AURALiC ALTAIR G2.2 - review
AURALiC ALTAIR G2.2
Opnieuw een flinke stap voorwaarts
auteur: Max Delissen
Toen ik in juli 2022 de AURALiC ALTAIR G2.1 recenseerde was ik dusdanig onder de indruk van de klankmatige prestaties dat ik besloot mijn ALTAIR G1 te verkopen en mijn streaming-setup de promoveren naar G2.1 niveau. Tijdens de High End Munich show van 2023 introduceerde AURALiC de ARIES G2.2 en VEGA G2.2, wat traditiegetrouw een opmaat bleek te zijn naar de introductie van de ALTAIR G2.2, tijdens de High End Munich 2024. Erg zenuwachtig werd ik daar niet van. Het verschil tussen de G2 en de G2.1 was weliswaar goed hoorbaar geweest, maar een aardverschuiving zou ik het niet genoemd hebben. Op dit high-end niveau zijn verbeteringen vaak slechts incrementeel, dus die 0.1 stijging in het typenummer was waarschijnlijk goed gekozen. Dacht ik. Toen begonnen echter de eerste reviews van de ALTAIR G2.2 binnen te druppelen, die véél positiever waren dan ik had verwacht. Zouden de upgrades dan toch dusdanig zijn dat een follow-up van mijn review uit 2022 noodzakelijk was? Een review-exemplaar was snel aangevraagd, dat we 1 op 1 met de ALTAIR G2.1 vergeleken. En inderdaad: er moest een follow-up komen.

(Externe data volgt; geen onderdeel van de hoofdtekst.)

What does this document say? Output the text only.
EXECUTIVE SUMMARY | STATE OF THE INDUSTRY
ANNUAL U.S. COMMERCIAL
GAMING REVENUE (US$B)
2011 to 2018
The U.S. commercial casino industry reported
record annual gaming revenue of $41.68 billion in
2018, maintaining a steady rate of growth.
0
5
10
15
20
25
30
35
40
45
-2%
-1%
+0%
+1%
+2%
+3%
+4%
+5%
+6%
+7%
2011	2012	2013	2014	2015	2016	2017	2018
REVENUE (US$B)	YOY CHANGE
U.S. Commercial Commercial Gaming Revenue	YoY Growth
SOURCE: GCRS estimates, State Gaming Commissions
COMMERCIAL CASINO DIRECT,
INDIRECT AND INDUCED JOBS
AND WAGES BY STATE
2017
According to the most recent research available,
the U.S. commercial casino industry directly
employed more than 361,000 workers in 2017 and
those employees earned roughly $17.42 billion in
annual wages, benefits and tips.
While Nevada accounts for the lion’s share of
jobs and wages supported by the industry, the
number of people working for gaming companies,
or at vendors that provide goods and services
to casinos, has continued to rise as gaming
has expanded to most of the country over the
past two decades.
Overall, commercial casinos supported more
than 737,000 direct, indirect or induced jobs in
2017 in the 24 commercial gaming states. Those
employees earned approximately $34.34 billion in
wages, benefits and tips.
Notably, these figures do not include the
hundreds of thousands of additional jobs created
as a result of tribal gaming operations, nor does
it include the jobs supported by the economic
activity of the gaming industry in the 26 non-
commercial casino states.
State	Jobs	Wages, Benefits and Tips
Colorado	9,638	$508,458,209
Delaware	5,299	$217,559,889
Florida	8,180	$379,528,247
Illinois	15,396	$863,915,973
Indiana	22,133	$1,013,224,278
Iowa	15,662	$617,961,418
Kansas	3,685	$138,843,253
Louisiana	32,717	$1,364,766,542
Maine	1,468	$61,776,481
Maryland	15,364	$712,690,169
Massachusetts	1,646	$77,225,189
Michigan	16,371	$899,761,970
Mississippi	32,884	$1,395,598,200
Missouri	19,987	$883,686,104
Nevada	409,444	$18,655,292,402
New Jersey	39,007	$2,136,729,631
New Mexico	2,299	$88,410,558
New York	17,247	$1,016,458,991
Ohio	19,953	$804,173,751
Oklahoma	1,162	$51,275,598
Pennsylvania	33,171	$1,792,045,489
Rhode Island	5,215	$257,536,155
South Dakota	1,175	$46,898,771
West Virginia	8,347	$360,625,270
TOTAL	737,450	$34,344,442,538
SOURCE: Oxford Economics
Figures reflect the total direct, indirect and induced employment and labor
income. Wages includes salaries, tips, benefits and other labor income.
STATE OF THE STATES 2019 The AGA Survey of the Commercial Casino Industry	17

ALTAIR G2.1 versus G2.2 - de verschillen
Wanneer je de ALTAIR G2.2 en de G2.1 met het display uit naast elkaar zet zijn ze, frontaal bekeken, niet van elkaar te onderscheiden. De als een tank gebouwde Unity Chassis II behuizing met de getunede verende voetjes is hetzelfde gebleven. Met het display áán blijkt de G2.2 wel wat meer licht te geven, maar de échte verschillen zitten van achteren en van binnen. De indeling van het achterpaneel van de G2.2 is behoorlijk veranderd door de toevoeging van twee extra digitale ingangen: TOS #2 en HDMI eARC. Hierdoor was het ook nodig om de RJ45 netwerk connector en de USB A aansluiting voor een externe HDD te combineren. En waar bij de G2.1 de analoge ingangen (Line IN en MM Phono IN) van elkaar gescheiden waren door de aardaansluiting voor de phonotrap zitten ze bij de G2.2 direct naast elkaar. En vreemd genoeg zit de aardaansluiting naast de Line IN en niet naast een Phono IN, dus dat is even opletten bij het aansluiten.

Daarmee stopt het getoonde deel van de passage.